Love arugula!! Am trying to grow some but so far, nothing to harvest

Have never had head cheese but love aspic, so I probably would like it.

Good puzzle even tho I never heard of Roeg

chefwen said...

@backbiter - Make that two of us, I love headcheese. Growing up in Wisconsin with all the German influence probably instilled that in me. Reading the comment about marrow bones also made me salivate. Yumm!

Easy, fun, mouthwatering Monday!

Great cheese head picture!

Eric said...


OTS: dodgy plural :-(

@PG & R: I (now) know Rachel and LEAH from this puzzle. The story outline was vaguely familiar from looong-ago public-school bible stories (long enough ago that they could get away with that :-)), but I'd forgotten both their names and which of Abraham's extended brood it was that had been duped.) Somehow I suspect Margaret Atwood has a rather different take on the story.

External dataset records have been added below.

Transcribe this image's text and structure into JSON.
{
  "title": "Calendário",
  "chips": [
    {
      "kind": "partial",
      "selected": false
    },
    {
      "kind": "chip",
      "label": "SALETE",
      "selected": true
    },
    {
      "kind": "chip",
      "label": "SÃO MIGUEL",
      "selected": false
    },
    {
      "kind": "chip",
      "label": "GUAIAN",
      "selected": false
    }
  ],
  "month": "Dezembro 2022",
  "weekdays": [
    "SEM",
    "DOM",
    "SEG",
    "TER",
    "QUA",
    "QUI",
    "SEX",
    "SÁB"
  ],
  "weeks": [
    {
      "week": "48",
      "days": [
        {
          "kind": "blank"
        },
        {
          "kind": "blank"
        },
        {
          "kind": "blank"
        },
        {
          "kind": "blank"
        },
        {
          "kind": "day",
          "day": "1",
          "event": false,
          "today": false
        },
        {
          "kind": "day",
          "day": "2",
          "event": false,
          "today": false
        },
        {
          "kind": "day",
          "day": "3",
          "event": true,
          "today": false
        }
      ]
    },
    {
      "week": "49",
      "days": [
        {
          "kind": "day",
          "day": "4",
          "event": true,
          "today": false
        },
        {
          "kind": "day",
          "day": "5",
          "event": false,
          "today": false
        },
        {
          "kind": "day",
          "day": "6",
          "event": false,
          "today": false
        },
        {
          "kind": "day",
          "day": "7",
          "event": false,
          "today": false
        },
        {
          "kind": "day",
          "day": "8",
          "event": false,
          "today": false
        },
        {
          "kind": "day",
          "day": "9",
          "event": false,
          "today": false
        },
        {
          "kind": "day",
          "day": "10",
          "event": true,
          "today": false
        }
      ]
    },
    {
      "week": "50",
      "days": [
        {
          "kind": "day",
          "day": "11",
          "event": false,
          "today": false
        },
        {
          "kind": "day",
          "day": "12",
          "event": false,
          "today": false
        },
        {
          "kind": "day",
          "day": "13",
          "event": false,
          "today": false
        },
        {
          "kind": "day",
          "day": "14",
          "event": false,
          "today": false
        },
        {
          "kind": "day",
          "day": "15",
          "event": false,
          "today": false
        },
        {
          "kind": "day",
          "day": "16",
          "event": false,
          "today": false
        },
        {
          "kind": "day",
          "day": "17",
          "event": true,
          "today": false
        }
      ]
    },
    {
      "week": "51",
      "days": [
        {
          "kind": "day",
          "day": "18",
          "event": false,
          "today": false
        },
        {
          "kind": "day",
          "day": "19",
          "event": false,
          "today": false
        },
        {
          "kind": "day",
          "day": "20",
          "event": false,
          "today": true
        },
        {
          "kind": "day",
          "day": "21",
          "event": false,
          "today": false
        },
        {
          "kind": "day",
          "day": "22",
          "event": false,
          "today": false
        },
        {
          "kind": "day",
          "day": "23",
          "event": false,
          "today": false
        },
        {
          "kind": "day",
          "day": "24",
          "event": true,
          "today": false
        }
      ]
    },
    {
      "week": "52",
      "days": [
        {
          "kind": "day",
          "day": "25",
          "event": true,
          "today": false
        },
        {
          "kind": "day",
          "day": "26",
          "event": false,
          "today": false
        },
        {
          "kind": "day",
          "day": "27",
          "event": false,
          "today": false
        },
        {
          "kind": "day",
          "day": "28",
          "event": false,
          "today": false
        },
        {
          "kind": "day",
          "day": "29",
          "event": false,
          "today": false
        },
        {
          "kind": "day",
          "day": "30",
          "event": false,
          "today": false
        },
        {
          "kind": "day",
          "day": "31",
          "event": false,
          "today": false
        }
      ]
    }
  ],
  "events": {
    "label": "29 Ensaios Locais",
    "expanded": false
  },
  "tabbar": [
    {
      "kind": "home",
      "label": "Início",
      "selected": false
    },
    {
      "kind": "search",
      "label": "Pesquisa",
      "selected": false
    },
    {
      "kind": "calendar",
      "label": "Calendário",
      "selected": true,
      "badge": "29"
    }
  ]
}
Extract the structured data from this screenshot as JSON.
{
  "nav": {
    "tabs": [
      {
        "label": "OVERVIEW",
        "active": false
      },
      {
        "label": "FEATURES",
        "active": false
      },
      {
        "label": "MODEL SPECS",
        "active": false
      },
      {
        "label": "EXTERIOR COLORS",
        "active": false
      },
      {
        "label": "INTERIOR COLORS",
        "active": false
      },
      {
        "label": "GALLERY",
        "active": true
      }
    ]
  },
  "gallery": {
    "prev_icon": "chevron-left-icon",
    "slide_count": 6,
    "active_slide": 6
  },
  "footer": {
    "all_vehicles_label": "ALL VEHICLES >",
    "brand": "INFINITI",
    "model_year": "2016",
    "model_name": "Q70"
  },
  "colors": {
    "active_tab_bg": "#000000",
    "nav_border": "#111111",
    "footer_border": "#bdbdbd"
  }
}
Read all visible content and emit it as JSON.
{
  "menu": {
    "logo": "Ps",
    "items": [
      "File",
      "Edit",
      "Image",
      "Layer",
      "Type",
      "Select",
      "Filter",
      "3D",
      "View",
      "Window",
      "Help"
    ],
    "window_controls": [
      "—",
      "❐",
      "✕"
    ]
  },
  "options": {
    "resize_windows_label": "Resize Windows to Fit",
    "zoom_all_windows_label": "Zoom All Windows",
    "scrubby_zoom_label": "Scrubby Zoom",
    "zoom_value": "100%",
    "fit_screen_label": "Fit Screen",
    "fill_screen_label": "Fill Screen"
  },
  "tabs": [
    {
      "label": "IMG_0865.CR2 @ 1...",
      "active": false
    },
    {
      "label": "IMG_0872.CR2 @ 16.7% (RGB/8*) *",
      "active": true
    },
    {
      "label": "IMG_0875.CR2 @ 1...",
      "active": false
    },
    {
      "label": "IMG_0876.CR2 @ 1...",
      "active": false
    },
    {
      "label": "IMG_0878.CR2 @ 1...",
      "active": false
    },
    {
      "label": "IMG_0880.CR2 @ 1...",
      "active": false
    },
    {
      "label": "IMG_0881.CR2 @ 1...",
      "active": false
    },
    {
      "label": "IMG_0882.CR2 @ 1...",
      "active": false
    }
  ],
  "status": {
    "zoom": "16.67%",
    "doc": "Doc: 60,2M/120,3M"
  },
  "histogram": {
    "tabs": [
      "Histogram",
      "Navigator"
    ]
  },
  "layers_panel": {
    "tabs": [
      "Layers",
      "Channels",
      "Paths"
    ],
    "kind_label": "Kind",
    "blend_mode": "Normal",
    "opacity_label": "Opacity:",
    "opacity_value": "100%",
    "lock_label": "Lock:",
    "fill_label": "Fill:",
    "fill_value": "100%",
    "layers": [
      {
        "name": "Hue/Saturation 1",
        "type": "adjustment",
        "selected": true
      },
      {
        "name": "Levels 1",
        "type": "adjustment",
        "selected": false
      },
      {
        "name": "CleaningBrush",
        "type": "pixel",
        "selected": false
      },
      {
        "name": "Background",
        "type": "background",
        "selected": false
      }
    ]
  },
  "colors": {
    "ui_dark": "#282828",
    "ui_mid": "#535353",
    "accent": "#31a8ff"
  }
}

@JNH *et al*: For me, Nicholas ROEG was a gimme. "The Man who Fell to Earth" was a mid-70s cult classic starring David Bowie. My friends and I loved it. Roeg's earlier movie "Performance" (with Mick Jagger) is less well known, I think. It "treats as the stuff of psychodrama what Rocky Horror Picture Show [would later treat] as a campy joke" [1] (Oh, and IMDB tells me that Roeg was a second-unit photographer on "Lawrence of Arabia".) Note to self: need to watch all three of those again.

Small-world moment: "The Man Who Fell to Earth" was based on a novel by Walter Tevis, who (Wikipedia tells me) was not a prolific author, but also wrote "The Hustler", which starred Paul Newman, who also starred in HUD.

SHAVING CREAM: Anyone else remember http://www.youtube.com/watch?v=2nlJRG7NTnM ?

HARVEY MILK: One of those tip-of-the-brain ones I couldn't quite place; had to wait for a few crosses to jog my memory.

@JNH: "splitting image"? Gee, I only learned the term "eggcorn" from yesterday's puzzle; thanks for using one in a sentence! :-)

@Rube: What you said about OAST. TTOP, not so much; I keep wanting to call that a "t-bar". Also crosswordese, but a different beast entirely.

- Eric

[1] Justin Vicari, in a blog comment: http://mubi.com/topics/4053?page=1; I've long felt this to be true, but couldn't have put it so succinctly.

RASTA said...

Good puzzle. Left 1 blank box- the r for cur and Roeg, but otherwise a fun Monday puzzle. The prudent made me remember Dana Carvey on SNL but could not find a video with him saying it so here is a different one.


NJ Irish said...

Very nice Monday puzzle. Did it on line in a few minutes (for me a miracle) Agree with most about Headcheese...yuck! I guess it's an aquired taste. Remembered oast from other LAT puzzles. Guess I'm improving.

@PG Very enjoyable write-up

Anonymous said...

@Chefbea - Not sure where you live, but in the south, arugula is a fall/spring crop, like the other lettuces I'm aware of.